Экзистенциальную расколотость, мучительную нецельность и противоречивость героя, сближающую Таммузадада с героями Достоевского, Мережковский подчеркивает портретной зарисовкой, пытаясь через внешнюю деталь раскрыть антиномии внутреннего порядка (черта, характерная для творческой манеры Л. Толстого): «Обветренное, смуглое, как у моряков, лицо с резкими \156\ чертами, с вечною, как бы застывшею, умною и злою усмешкою, было некрасиво. Но иногда он улыбался неожиданно-детскою улыбкою, и вдруг, точно личина спадала, открывалось другое лицо, простое и доброе»[179].
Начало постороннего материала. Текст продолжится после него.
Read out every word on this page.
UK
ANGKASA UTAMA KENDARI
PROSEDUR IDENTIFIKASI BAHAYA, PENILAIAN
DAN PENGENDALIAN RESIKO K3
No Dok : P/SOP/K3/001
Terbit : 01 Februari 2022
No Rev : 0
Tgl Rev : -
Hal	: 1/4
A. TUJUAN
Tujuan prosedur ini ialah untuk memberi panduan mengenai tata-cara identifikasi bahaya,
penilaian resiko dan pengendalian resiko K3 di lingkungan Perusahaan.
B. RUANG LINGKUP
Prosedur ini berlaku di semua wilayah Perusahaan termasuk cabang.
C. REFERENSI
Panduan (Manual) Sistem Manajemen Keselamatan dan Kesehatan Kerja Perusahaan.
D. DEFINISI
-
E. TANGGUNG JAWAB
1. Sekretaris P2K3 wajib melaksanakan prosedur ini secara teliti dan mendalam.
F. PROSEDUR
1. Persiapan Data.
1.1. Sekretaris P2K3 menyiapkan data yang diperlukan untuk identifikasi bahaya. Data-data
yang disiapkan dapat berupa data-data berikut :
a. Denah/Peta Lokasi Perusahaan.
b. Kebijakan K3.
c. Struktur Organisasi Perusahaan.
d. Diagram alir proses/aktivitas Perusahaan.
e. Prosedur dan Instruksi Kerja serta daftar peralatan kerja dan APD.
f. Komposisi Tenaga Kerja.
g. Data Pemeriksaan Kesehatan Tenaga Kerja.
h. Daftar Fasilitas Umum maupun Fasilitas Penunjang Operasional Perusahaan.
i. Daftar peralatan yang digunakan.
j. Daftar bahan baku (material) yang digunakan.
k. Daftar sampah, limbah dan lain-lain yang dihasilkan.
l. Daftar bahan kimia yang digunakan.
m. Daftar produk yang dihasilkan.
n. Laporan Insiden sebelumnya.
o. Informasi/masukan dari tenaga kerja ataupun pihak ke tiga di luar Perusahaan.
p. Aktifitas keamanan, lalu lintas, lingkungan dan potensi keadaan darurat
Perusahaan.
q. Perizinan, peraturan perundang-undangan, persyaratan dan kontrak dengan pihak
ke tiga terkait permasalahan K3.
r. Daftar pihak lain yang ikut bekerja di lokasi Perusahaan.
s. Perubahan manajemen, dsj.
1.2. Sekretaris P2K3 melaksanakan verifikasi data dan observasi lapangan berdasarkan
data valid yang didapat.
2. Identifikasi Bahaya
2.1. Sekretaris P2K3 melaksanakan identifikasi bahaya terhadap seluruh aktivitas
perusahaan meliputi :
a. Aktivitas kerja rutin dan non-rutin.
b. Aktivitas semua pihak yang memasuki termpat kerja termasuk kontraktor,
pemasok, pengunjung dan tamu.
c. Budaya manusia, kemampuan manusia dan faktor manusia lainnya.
Тот же прием писатель использует и для освещения внутренних противоречий героини. Дио становится для Таммузадада не просто объектом чувства и чувственного вожделения, но и мистической загадкой, лежащей по ту сторону мистериального знания, объясняющей возможность слияния полов, доступную лишь миру божественному, миру идеальных сущностей: «…он никогда не знал, кого любит — ее или его. Видел голую женскую грудь, а все-таки не знал. О, это слишком худое, отрочески стройное тело, слишком узкие бедра, угловатость движений, непокорные завитки слишком коротких, иссиня-черных волос и мужественно-смуглый, девственно-нежный румянец, как розовый цвет миндаля в густеющих сумерках, и темный пушок на верхней губе — смешные “усики” — для него не смешные, а страшные! Ни он, ни она — она и он вместе — Лилит, Лилит!»[180]
Двуполость, андрогинизм, якобы присущие человечеству Третьего Завета, — свойство персонажей позднего Мережковского, отмеченных печатью Духа Святого, и прежде всего это наивысшее воплощение самого совершенного человека на Земле — Иисуса Неизвестного.